My “conversion” to pacifism means that I must now face the kinds of arguments which I once used against people like myself. One of the most popular arguments raised against the pacifist position involves some version of the following scenario: A man breaks into your home and threatens your wife and children with death, and the only way to stop him is to kill him. The scenario is the most extreme case possible and is meant to coerce the obvious conclusion: kill the man. There are three problems with this argument: (1) first, the scenario is manipulative and circumvents the issues at stake by coercing a certain response; (2) second, the notion that we can discard the position of non-violence on the basis of an extreme case is highly problematic, since our ethical views should never be arrived at via contrived, manipulative situations; and (3) third, Jesus calls us to respond in a way that does not conform to the values of the world. We find in the Gospel of Matthew one of the hardest sayings of Jesus: “Whoever loves father or mother more than me is not worthy of me; and whoever loves son or daughter more than me is not worthy of me; and whoever does not take up the cross and follow me is not worthy of me. Those who find their life will lose it, and those who lose their life for my sake will find it” (Matt. 10:37-39). It would be hard to find a more direct response to the situation. Certainly, Jesus does not respond in the way American evangelicals—who tend to worship unborn children, the nuclear family unit, individual rights, and protection of life and property—would like him to respond. But the call of Jesus is clear: we must follow him on the via crucis, on the way of peace and justice, the way of enemy-love and costly discipleship.

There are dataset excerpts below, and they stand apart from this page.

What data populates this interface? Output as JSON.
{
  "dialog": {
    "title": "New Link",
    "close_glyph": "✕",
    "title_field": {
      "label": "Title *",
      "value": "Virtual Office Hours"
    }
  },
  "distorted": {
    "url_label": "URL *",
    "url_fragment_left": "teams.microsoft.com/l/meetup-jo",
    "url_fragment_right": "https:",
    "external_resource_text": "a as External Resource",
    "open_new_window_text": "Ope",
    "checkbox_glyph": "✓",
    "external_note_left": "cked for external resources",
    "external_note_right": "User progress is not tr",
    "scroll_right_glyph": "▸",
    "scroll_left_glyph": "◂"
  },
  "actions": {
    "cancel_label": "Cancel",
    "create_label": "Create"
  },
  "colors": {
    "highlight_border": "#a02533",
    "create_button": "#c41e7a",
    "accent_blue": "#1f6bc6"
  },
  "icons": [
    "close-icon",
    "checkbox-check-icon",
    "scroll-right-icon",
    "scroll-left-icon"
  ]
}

In the end, where does this leave me in terms of a tradition? I would like to call myself a Reformed pacifist—a mix between Karl Barth and André Trocmé. But I did not grow up in the Reformed tradition, and I am only Reformed in terms of my theological commitments and not in terms of my ecclesial commitments. I have leanings toward an Anabaptist ecclesiology, but I am uncomfortable with the lower christology and even lower sacramentology that goes along with this movement. I like elements of the Catholic social movements and the liberation theology born in Latin America (e.g., Oscar Romero), but I am neither Catholic nor Latino.

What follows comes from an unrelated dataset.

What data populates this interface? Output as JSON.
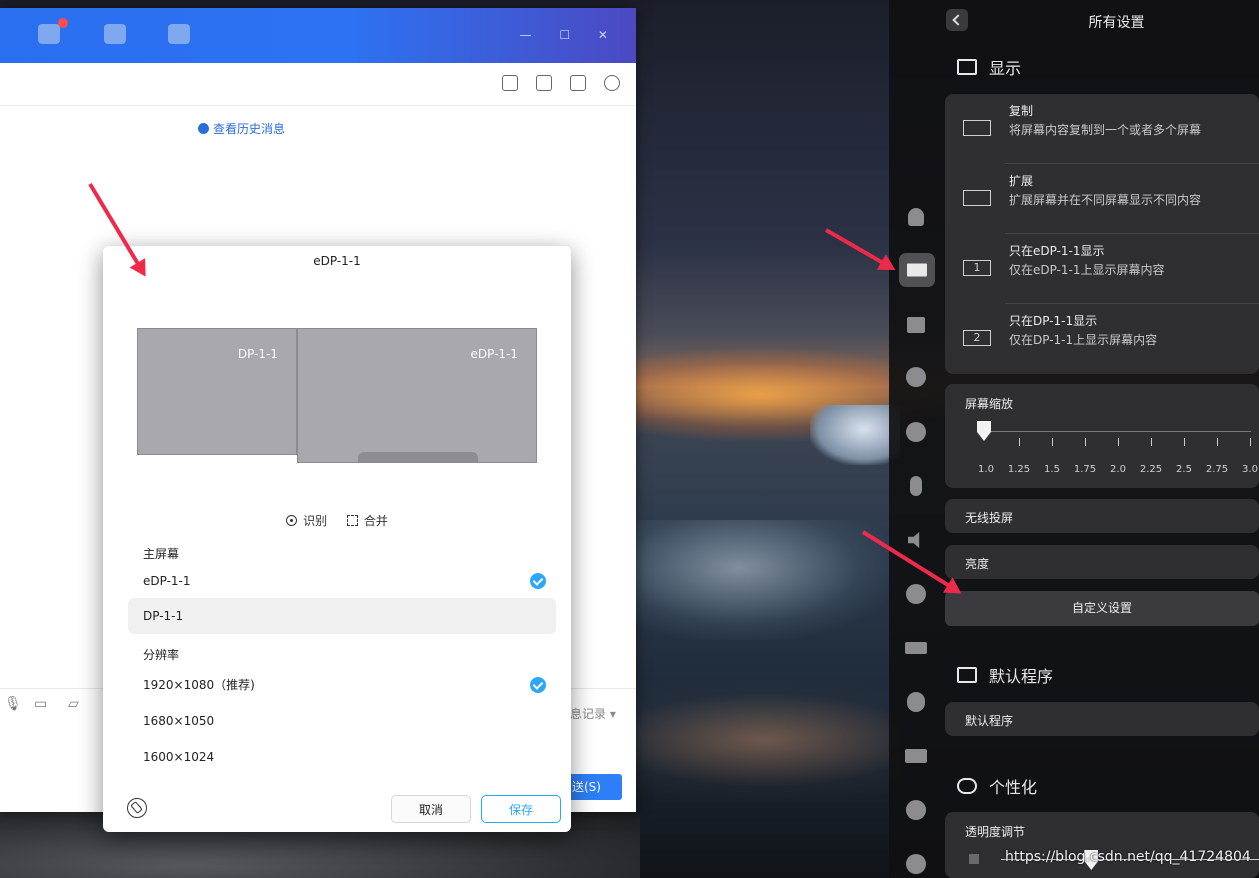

Where does this leave me? I suppose, when all is said and done, that I am an ad hoc pacifist. Karl Barth says of himself that he is a “chastened non-pacifist,” but then later in his Church Dogmatics he calls his position a “practical pacifism.” If Barth himself resides in the gray zone between these two positions, I myself would like to be a practical pacifist. I share Barth’s own discomfort with pacifism as a system, just as I am uncomfortable with universalism as a system. Both of them replace a person with a principle. I would rather place Jesus at the center of my faith and let him determine how I ought to think and to live. Instead of universalism, I confess that Jesus Christ is the Salvator Mundi, the savior of the world. Instead of pacifism, I confess that Jesus Christ is the Prince of Peace, and that he has called his people to take up their crosses and follow him in the way of the cross. Practically, this makes me a pacifist. Personally, I think this makes me a Christian.